それに、円居はもう一つ懸念することがあった。おそらく、ヴェールのない世界で最も大きな被害を受けるのは現実改変者だ。ある程度強い能力があるならまだしも、多少の現実しか変えられない者は人々からの差別に晒される可能性が高い。
何せ、今の世界でも財団やGOCは現実改変者とみれば速攻で殺しにかかるのだ。そういう事実を誰もが知るようになれば、面白半分に現実改変者の居場所を密告する者や、現実改変者には何をしても許されるのだと思うようになる者もいるだろう。そして、不特定多数の意見が集まるようになると、人々は『現実改変者にも悪人ではない者がいる』という事実に目を向けなくなる。
そこまで考えて、円居は静かに首を振った。こういうことは考えていると憂鬱になるし、何より今の自分にはもう関係のないことだ。
「……今回僕らが探している相手はどんな人なんでしょうね」
「さあな。送られてきた写真を見る限り、如何にも気の強そうな女って感じだが」
そう言われて改めて、円居は手元の端末で開かれたUIUエージェントの情報に視線を落とした。クイン・マックアリスター*5、白人女性。普段はこの周辺の所属ではなく、オハイオ州で働いているらしい。先週末に仕事の都合でインディアナ州を訪れた後、非番がてら旅行して帰る予定だったらしいが──
「いた」
「え?」
「前方の黒い車、監視カメラに映っていたナンバーだ……住宅街の道路でなんて速度を出してんだ。しかも、後部座席に誰かいるな。非番だから一人だと聞いていたが……」
「追いかけますか?」
「見つけたなら呼び止めた方が早い。円居、あいつの履歴書に電話番号も載ってるだろ。そこにかけてくれ」
「僕が!?」
「俺は運転してるしな。一度停めて運転を代わるのも手間だし、何事も経験だ。UIUと話す時のコツを知っておけば、今後役に立つかもしれないだろ?」
クインは苛立ちを顕にしないよう努めながら、これからどうすべきか考えていた。現地の同僚に応援を頼みたいが、先日見かけた彼らの様子を考えると反応するかどうかすら怪しい。

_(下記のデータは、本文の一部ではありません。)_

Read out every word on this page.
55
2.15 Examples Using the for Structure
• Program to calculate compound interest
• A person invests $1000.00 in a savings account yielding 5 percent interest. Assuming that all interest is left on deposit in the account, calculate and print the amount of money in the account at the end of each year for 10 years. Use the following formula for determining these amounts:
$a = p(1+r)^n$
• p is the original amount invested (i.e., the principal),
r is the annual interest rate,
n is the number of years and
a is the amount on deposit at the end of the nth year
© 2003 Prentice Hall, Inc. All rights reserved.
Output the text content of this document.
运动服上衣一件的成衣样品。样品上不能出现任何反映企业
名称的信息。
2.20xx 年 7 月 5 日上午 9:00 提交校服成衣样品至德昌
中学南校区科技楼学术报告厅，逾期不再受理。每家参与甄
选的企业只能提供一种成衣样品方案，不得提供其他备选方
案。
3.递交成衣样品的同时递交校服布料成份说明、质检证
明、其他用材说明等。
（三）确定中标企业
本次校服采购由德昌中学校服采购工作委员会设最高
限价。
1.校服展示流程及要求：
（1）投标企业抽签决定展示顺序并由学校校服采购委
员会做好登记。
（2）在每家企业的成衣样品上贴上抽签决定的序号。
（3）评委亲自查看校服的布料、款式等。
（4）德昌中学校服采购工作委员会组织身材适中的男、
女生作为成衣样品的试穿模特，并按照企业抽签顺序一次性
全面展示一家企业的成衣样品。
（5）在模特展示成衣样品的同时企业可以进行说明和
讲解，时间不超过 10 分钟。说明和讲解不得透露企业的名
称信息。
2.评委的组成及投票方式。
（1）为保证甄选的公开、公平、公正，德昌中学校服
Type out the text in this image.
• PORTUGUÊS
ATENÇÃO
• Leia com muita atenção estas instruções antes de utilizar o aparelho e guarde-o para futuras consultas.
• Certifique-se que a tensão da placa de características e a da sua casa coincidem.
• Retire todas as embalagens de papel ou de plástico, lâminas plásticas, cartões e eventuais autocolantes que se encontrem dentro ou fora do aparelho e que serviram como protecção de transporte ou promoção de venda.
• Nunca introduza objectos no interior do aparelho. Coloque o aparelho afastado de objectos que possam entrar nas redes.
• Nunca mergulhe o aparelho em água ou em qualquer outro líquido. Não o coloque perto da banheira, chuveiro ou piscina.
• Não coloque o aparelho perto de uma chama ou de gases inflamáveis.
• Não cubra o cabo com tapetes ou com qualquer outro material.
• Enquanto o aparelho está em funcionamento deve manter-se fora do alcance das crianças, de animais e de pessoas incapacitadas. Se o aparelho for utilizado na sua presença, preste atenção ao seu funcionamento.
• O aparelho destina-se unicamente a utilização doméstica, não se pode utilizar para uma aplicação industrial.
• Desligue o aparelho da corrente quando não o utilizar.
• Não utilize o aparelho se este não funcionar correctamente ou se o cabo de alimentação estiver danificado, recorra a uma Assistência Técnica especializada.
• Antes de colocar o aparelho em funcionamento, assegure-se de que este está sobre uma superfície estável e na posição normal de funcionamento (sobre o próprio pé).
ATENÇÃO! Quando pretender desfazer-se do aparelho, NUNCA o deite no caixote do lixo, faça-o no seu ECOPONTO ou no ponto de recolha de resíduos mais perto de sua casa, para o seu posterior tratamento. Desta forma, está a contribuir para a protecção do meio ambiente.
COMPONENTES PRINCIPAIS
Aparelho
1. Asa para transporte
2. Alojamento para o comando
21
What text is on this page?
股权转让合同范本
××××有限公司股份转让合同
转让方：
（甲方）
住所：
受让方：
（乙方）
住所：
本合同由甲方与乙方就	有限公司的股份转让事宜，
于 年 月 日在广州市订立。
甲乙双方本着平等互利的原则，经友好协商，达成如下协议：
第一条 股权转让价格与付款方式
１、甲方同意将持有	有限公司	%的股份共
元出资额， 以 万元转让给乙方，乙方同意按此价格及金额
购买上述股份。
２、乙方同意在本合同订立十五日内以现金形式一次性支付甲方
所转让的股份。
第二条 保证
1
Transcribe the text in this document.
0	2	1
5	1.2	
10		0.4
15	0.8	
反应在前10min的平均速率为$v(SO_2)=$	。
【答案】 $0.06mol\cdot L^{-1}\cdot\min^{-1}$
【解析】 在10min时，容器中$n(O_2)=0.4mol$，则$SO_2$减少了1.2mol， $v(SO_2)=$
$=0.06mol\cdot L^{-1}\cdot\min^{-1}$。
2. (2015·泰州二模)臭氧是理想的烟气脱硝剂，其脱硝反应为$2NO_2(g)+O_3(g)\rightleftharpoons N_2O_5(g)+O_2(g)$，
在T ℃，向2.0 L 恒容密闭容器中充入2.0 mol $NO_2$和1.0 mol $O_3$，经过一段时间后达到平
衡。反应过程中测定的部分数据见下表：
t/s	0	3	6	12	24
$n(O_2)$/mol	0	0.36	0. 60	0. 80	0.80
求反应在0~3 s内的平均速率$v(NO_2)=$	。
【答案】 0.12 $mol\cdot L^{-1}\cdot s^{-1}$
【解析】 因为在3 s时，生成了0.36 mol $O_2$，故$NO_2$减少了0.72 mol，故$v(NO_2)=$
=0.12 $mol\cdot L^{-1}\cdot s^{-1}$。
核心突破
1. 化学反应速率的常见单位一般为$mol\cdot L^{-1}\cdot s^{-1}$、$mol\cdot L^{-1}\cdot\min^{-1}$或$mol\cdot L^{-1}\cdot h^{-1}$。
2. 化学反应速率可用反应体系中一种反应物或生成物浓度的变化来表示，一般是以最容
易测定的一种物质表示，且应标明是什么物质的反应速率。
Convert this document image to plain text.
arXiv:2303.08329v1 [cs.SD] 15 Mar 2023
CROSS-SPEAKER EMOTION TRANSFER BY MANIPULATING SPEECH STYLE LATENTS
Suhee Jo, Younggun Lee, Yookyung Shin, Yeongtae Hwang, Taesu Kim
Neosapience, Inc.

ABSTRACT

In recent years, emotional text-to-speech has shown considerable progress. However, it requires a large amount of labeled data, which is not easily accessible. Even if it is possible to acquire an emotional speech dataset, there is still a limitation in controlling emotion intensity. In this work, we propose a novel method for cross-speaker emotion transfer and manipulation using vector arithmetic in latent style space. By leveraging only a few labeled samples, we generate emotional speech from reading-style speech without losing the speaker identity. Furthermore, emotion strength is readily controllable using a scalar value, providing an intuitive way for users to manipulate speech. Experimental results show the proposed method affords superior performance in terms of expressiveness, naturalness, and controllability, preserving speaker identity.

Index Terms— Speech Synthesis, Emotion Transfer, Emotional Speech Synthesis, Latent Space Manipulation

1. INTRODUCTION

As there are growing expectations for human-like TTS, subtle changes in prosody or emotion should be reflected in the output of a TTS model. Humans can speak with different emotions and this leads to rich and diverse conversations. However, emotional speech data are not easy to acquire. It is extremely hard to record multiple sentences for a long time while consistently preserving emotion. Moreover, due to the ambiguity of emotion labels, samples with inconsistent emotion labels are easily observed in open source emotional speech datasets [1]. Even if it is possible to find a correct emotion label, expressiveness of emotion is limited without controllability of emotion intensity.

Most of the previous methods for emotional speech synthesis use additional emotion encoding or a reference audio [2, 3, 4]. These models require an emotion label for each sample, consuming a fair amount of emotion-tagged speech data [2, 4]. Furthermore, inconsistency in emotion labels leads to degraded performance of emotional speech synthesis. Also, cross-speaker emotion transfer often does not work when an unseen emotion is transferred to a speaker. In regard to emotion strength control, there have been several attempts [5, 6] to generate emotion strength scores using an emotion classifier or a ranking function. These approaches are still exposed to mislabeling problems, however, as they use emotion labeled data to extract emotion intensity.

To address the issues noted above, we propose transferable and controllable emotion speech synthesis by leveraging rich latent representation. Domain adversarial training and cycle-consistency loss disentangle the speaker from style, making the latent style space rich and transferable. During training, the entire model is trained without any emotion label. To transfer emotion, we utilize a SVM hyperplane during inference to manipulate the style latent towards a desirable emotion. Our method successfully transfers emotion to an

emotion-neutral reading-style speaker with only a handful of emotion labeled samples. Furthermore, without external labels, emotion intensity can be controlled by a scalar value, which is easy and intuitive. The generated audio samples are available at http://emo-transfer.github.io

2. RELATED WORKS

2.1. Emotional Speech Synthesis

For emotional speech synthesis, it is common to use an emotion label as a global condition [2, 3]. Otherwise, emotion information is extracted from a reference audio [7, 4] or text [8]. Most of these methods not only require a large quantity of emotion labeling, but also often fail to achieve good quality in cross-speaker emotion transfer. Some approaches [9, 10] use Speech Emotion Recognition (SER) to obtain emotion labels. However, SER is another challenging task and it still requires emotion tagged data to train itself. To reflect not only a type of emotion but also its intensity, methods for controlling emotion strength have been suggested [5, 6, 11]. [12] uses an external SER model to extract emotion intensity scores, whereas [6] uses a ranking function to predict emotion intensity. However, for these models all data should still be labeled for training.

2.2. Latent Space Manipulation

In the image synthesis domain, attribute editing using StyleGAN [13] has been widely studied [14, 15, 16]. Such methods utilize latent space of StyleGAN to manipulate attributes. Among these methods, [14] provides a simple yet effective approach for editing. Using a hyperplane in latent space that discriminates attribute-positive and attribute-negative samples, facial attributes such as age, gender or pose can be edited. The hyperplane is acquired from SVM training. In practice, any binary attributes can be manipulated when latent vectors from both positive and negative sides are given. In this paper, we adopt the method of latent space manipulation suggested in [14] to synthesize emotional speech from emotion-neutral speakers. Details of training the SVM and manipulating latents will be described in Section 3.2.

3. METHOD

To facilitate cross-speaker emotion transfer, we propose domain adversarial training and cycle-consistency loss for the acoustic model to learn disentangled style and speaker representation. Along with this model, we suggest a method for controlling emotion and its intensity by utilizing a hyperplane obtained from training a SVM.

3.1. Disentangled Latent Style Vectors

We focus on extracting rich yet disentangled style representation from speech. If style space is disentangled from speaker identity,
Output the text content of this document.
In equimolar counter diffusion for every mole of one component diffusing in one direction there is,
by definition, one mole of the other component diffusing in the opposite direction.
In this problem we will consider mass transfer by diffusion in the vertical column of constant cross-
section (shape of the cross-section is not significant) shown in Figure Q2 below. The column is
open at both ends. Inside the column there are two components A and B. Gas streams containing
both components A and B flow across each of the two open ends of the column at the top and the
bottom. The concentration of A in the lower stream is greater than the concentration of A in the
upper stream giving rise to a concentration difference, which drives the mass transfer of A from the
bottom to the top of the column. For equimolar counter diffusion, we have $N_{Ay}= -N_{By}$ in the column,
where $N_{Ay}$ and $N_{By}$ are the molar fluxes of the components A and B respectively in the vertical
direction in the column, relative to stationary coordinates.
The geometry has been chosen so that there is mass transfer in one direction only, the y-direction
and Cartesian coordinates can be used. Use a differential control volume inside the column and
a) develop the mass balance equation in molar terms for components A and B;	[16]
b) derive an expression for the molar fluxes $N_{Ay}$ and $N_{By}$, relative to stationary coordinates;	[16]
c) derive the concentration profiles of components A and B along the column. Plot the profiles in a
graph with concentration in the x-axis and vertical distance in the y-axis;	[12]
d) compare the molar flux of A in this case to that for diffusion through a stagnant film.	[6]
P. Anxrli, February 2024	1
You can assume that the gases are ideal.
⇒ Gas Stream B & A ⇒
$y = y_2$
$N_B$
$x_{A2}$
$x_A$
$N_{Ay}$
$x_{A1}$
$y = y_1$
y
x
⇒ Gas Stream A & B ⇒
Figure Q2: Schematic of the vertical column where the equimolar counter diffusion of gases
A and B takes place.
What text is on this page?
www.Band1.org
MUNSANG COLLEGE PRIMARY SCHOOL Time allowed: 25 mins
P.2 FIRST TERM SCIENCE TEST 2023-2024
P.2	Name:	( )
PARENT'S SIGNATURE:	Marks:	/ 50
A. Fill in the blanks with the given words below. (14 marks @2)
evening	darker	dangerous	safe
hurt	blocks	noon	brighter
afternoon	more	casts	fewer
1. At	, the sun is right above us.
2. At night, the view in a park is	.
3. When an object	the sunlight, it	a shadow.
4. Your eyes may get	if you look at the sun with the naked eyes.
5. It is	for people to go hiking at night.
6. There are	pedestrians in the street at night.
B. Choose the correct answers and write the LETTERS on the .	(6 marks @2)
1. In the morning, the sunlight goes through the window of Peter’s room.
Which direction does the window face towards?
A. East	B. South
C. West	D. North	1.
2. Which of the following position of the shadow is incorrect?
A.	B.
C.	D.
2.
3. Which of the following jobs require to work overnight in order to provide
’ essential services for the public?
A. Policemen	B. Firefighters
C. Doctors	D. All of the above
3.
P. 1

かといって、宛てもなく彷徨うのは──と、そこで考えを遮るようにスマホが着信を告げた。ダッシュボードに固定されているスマホを見遣れば、そこには憎たらしい文字列が表示されている。
正直に言って出たくはなかったが、この着信を無視するのも賢い選択でないことは明白だ。不本意ながら、得体の知れない状況で困っている時ならば尚更。そのため、クインは渋々ながら電話に出た。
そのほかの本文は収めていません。